TabReX : Tabular Referenceless eXplainable Evaluation
This addresses the challenge of trustworthy, explainable evaluation for structured generation systems, particularly in tabular data, by providing a novel, human-aligned metric that generalizes across domains without fixed references.
The authors tackled the problem of evaluating tables generated by large language models by proposing TabReX, a reference-less framework that uses graph-based reasoning to assess structural and factual fidelity, achieving the highest correlation with expert rankings and enabling fine-grained analysis.

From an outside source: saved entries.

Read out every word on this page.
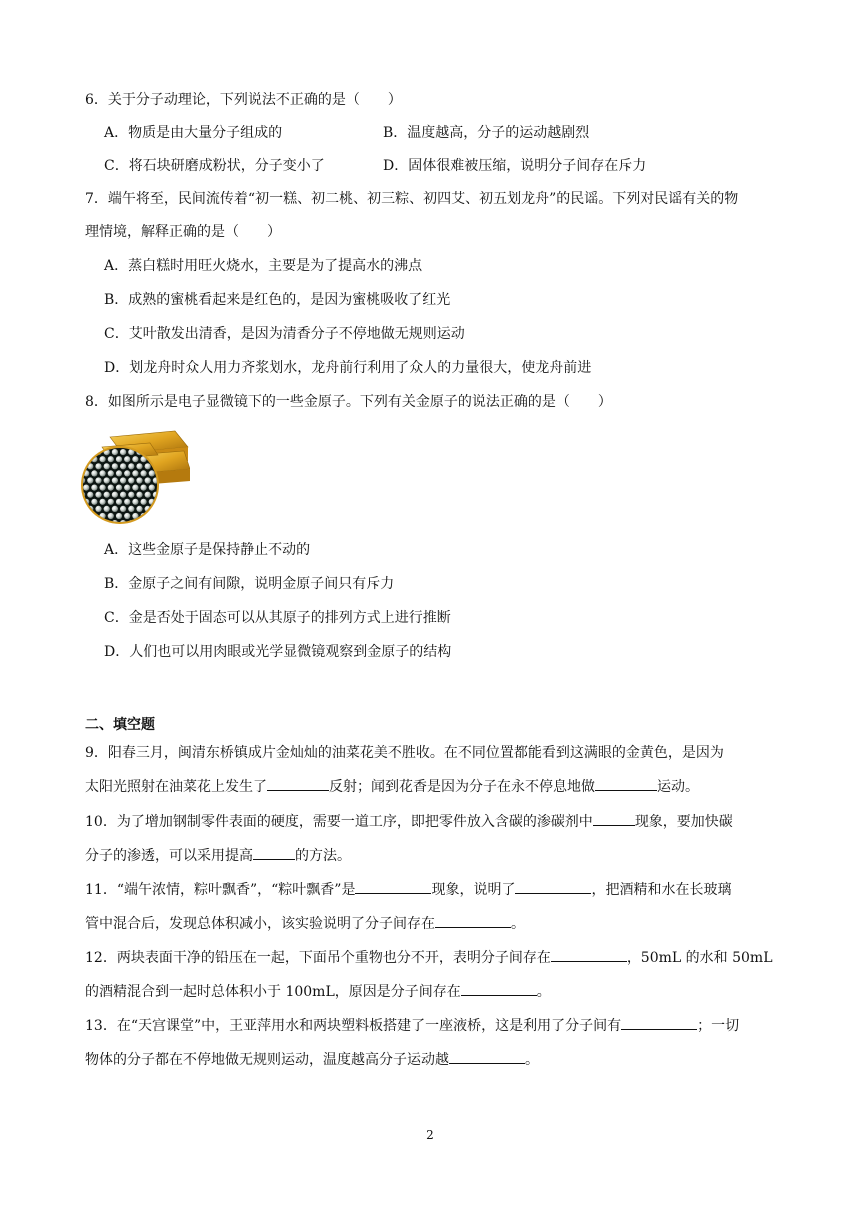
6．关于分子动理论，下列说法不正确的是（　　）
A．物质是由大量分子组成的	B．温度越高，分子的运动越剧烈
C．将石块研磨成粉状，分子变小了	D．固体很难被压缩，说明分子间存在斥力
7．端午将至，民间流传着“初一糕、初二桃、初三粽、初四艾、初五划龙舟”的民谣。下列对民谣有关的物
理情境，解释正确的是（　　）
A．蒸白糕时用旺火烧水，主要是为了提高水的沸点
B．成熟的蜜桃看起来是红色的，是因为蜜桃吸收了红光
C．艾叶散发出清香，是因为清香分子不停地做无规则运动
D．划龙舟时众人用力齐浆划水，龙舟前行利用了众人的力量很大，使龙舟前进
8．如图所示是电子显微镜下的一些金原子。下列有关金原子的说法正确的是（　　）
A．这些金原子是保持静止不动的
B．金原子之间有间隙，说明金原子间只有斥力
C．金是否处于固态可以从其原子的排列方式上进行推断
D．人们也可以用肉眼或光学显微镜观察到金原子的结构
二、填空题
9．阳春三月，闽清东桥镇成片金灿灿的油菜花美不胜收。在不同位置都能看到这满眼的金黄色，是因为
太阳光照射在油菜花上发生了	反射；闻到花香是因为分子在永不停息地做	运动。
10．为了增加钢制零件表面的硬度，需要一道工序，即把零件放入含碳的渗碳剂中	现象，要加快碳
分子的渗透，可以采用提高	的方法。
11．“端午浓情，粽叶飘香”，“粽叶飘香”是	现象，说明了	，把酒精和水在长玻璃
管中混合后，发现总体积减小，该实验说明了分子间存在	。
12．两块表面干净的铅压在一起，下面吊个重物也分不开，表明分子间存在	，50mL 的水和 50mL
的酒精混合到一起时总体积小于 100mL，原因是分子间存在	。
13．在“天宫课堂”中，王亚萍用水和两块塑料板搭建了一座液桥，这是利用了分子间有	；一切
物体的分子都在不停地做无规则运动，温度越高分子运动越	。
2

Evaluating the quality of tables generated by large language models (LLMs) remains an open challenge: existing metrics either flatten tables into text, ignoring structure, or rely on fixed references that limit generalization. We present TabReX, a reference-less, property-driven framework for evaluating tabular generation via graph-based reasoning. TabReX converts both source text and generated tables into canonical knowledge graphs, aligns them through an LLM-guided matching process, and computes interpretable, rubric-aware scores that quantify structural and factual fidelity. The resulting metric provides controllable trade-offs between sensitivity and specificity, yielding human-aligned judgments and cell-level error traces. To systematically asses metric robustness, we introduce TabReX-Bench, a large-scale benchmark spanning six domains and twelve planner-driven perturbation types across three difficulty tiers. Empirical results show that TabReX achieves the highest correlation with expert rankings, remains stable under harder perturbations, and enables fine-grained model-vs-prompt analysis establishing a new paradigm for trustworthy, explainable evaluation of structured generation systems.